Back inside my bubble: normally I enjoy my solitude, but now it feels privileged, safe. I want to be of use. I want to help; there is so much pain in the world right now. I am not a health care worker. I cannot even visit my hospice patient. Or go keep my ninety-year-old mother company in another state. In fact, at my age, I am technically in the high-risk group — a novel feeling.

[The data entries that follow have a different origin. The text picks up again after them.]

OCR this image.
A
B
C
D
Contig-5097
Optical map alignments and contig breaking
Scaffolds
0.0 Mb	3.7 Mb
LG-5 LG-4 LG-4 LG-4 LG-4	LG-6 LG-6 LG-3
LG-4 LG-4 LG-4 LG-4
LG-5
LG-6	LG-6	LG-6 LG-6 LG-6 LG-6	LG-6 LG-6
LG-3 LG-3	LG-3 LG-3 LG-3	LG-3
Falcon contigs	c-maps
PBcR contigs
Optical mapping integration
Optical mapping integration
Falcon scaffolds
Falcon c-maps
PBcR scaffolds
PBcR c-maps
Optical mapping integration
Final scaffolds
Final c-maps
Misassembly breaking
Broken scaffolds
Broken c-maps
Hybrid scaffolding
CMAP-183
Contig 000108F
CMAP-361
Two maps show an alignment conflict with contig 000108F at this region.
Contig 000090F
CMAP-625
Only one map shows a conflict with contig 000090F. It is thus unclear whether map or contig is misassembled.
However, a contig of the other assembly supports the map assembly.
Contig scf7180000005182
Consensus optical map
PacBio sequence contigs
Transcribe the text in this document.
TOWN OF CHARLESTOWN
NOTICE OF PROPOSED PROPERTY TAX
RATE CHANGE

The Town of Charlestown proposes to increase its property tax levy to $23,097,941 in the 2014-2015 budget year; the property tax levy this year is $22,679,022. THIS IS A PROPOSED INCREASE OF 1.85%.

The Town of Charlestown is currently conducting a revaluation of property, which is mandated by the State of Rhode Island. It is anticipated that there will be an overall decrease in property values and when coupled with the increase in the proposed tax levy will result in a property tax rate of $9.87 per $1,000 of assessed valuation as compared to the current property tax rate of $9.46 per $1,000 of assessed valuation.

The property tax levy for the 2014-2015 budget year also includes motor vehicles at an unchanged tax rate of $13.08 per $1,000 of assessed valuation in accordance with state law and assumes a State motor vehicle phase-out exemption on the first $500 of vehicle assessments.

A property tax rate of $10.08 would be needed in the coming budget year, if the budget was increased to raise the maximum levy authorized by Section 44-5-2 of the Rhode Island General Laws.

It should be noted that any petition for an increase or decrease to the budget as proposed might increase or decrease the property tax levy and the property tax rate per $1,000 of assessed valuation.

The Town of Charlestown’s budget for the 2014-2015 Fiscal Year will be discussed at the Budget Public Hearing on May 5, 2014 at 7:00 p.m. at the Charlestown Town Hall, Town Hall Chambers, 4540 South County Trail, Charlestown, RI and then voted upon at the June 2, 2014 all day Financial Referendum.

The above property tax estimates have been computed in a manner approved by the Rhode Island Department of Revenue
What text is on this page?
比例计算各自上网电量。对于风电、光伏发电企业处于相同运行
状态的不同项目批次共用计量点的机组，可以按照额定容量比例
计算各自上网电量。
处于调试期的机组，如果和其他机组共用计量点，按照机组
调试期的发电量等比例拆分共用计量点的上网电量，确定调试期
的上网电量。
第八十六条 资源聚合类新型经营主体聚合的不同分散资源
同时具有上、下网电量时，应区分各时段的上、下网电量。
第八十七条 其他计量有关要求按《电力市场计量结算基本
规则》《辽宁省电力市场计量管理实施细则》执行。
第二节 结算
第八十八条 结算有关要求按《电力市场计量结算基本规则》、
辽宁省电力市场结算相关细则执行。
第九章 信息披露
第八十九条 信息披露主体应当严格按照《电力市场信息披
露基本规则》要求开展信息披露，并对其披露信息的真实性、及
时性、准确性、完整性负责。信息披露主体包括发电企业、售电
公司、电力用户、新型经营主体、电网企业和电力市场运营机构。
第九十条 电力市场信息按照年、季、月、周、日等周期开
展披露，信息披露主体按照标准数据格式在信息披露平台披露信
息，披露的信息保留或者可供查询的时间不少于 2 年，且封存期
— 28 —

I start two online drawing communities: one for adults, one for kids. While drawing is a practice that requires solitude, it is comforting to draw in the company of others. This imaginary, invisible-for-the-moment company actually helps some folks’ practice. I email a daily prompt, based on early-in-the-morning musing. Folks draw/ paint/collage/photograph if they are able — ten minutes to several hours a day, their choice. We Zoom together one session each week to share what is happening with our art, which means actually we share what is going on with our lives. The groups are open and growing: adults come from Florida, South Carolina, Boston, northern Connecticut, New York City and Vermont. The kids come from Vermont, Boston, different parts of Massachusetts, Philadelphia and Canada.
Isolated, but not alone. Physically distanced and socially connected. The bubble is a chimera. The discovery: For me, there is no bubble. I don’t want to be in a bubble.
Kate Gridley is an artist residing in Middlebury. She is currently working on a new series of paintings, “An Iconography of Memory.”